Bütün mesele, fitnenin ne olduğu bilinmemekten ileri gelmektedir. Din kitaplarında fitne şöyle tarif ediliyor:
Fitne, Müslümanlar arasında bölücülük yapmak, onları sıkıntıya, zarara, günaha sokmak, insanları isyana kışkırtmak demektir.(Hadika, Berika)
Mesela kanunların aleyhine konuşup hapse düşmek fitnedir, cihad değildir. Kendini mağdur duruma düşürmektir. Müslüman, Allah’a karşı günah işlemez, kanunlara karşı gelip suç işlemez. Kanunlara karşı gelip suç işleyip cezalanmak, zarara uğramak olduğu için fitnedir. Askere giden sakallı birinin, sakal kesmem demesi fitne olur.
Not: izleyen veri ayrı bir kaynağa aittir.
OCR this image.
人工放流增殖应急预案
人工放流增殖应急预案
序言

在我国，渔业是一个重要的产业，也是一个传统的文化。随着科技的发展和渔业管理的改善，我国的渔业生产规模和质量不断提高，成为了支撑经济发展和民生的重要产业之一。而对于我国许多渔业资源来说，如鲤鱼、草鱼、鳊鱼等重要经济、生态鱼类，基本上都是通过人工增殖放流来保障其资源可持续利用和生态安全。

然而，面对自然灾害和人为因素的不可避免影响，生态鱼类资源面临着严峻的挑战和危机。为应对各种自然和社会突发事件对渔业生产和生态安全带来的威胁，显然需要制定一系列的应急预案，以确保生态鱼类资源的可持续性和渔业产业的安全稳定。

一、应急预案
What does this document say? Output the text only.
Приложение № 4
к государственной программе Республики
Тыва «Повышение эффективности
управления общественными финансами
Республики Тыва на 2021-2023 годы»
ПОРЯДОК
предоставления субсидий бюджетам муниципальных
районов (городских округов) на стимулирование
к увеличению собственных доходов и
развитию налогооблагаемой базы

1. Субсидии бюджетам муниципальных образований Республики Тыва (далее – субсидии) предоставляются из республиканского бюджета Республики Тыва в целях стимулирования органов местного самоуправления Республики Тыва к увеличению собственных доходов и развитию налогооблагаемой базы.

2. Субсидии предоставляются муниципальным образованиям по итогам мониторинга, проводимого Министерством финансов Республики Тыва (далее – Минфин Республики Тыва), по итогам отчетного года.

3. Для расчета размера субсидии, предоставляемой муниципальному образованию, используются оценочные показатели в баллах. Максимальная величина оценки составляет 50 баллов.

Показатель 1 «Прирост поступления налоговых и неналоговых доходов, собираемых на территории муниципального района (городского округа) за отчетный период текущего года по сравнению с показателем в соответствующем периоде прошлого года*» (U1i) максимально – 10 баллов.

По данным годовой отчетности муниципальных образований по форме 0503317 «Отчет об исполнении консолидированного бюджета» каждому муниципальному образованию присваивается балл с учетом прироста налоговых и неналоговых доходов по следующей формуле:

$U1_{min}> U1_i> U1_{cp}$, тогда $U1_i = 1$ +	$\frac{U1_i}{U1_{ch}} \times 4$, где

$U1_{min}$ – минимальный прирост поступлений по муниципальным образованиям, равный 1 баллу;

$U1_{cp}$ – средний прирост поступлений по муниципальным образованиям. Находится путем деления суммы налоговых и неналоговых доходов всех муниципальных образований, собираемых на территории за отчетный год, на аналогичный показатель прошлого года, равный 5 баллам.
Günah olan işlerde, elbette âdete uyulmaz. Bu iftirayı müslümanlara, ancak fitneciler yapabilir. Bir ibadeti yapmak veya haramdan kaçmak fitneye sebep olacaksa, buna mani olacak şekilde hareket edilir. Böyle bir durumda, farz olan ibadetini, mesela namazı, orucu bile gizlemek gerekebilir; çünkü işinden, aşından olacağı gibi, din aleyhine kanunların çıkmasına yani fitneye de sebep olabilir. Bu vebalden kurtulması için, ibadetlerini gizlemesi gerekir. Bir hadis-i şerif meali şöyledir:
(Bir zaman gelir ki, şimdi aranızda münafıkların küfürlerini gizlediği [ibadet yapar göründüğü] gibi, o zaman da müminler gizlenir. [İbadetleri gizli yapar.]) [İbni Sünni]
Farz olan ibadet bile gizli yapılınca, âdete ait sünnetlerin gizlenmesi veya gerektiğinde terk edilmesi elbette lazımdır.